Galactic Pollination
“From bacterium to galactic God.” Will Wright might be hard pressed to come up with a marketing line beyond this summary of his project, but if people get to see it moving then I don’t think any amount of marketing hyperbole is going to matter. You might have read some descriptions of Spore already, but that’s not enough. You need see it moving too. Go and watch this hour long presentation and no skipping: watch the whole thing. I guarantee you will be breathless and amazed.
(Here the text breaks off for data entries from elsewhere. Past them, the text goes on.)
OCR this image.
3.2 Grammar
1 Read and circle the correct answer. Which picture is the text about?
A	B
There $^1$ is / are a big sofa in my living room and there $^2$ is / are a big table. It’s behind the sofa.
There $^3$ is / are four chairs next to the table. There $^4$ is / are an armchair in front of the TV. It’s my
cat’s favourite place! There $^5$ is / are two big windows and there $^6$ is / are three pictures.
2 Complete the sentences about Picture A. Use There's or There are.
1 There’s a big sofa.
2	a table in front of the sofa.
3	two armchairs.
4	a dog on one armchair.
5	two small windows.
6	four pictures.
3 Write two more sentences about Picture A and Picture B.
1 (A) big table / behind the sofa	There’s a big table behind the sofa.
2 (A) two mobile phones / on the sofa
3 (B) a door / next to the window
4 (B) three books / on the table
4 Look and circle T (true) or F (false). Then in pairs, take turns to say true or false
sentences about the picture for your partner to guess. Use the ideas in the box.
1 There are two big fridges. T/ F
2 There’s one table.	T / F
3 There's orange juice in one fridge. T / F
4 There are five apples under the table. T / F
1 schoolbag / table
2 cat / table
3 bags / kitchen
“One of the rules is to not mix genres. But I’ve always want to break that rule. Really badly.” The delicious hour is packed with Wright’s perceptive intelligence and clear mandate to create something that finally consolidates the ideas that were mapped (if not fulfilled) by Populous, Civilisation and The Sim games. As Gillen points out, it is Spore, and not Doom 3, that really fulfils our youthful imaginings of what games should be like post-2005. Tactical, creative, playful and powered by pollination of ideas, through the web, from the imaginations of other players. Wright’s presentation shows how simple concepts generate incredible complexity. Spore is fluid, modular, to the point of “procedural mating.” It ramps up geometrically, to cuteness and immensity.
Of course it’s easy to say that we could have arrived here sooner, if there were more people who had been lucky enough to gain the financial successes of Wright. He’s had SimCity and The Sims, and now is going on to create something truly impressive only because he is a dead-cert gamble for the suits. It’s easy for him to urge others to do likewise, but when companies like Introversion are only just breaking even after something as neatly inspired as Darwinia, what hope do the lesser creatives really have?
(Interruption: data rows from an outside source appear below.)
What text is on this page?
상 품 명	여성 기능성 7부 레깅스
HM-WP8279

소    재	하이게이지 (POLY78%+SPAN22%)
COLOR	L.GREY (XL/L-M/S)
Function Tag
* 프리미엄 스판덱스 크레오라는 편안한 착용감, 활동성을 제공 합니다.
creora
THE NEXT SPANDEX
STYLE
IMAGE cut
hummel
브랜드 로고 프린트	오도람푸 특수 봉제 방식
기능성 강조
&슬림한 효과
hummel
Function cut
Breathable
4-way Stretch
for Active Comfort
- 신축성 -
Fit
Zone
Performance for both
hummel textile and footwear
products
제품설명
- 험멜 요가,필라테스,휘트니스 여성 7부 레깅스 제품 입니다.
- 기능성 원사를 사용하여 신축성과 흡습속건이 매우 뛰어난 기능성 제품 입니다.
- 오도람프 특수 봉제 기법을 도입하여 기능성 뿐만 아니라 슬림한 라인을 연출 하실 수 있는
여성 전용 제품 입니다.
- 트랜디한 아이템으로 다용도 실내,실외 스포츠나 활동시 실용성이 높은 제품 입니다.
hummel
Cynicism aside, Spore is genuinely, breathtakingly wondrous. Wright’s epic vision, coupled with a startlingly pragmatic understanding of how players want and need to make their own content (their creatures, buildings, cities, and vehicles allowed to emerge through modular editing systems and smart procedural mathematics) results in dramatic decompression. Finally, something that exhibits, on all levels, the evolving, terraforming, world-destroying, mad brilliance that all games hint at but few genuinely fulfill. At the current time, no one else can match this. Go and watch it happen.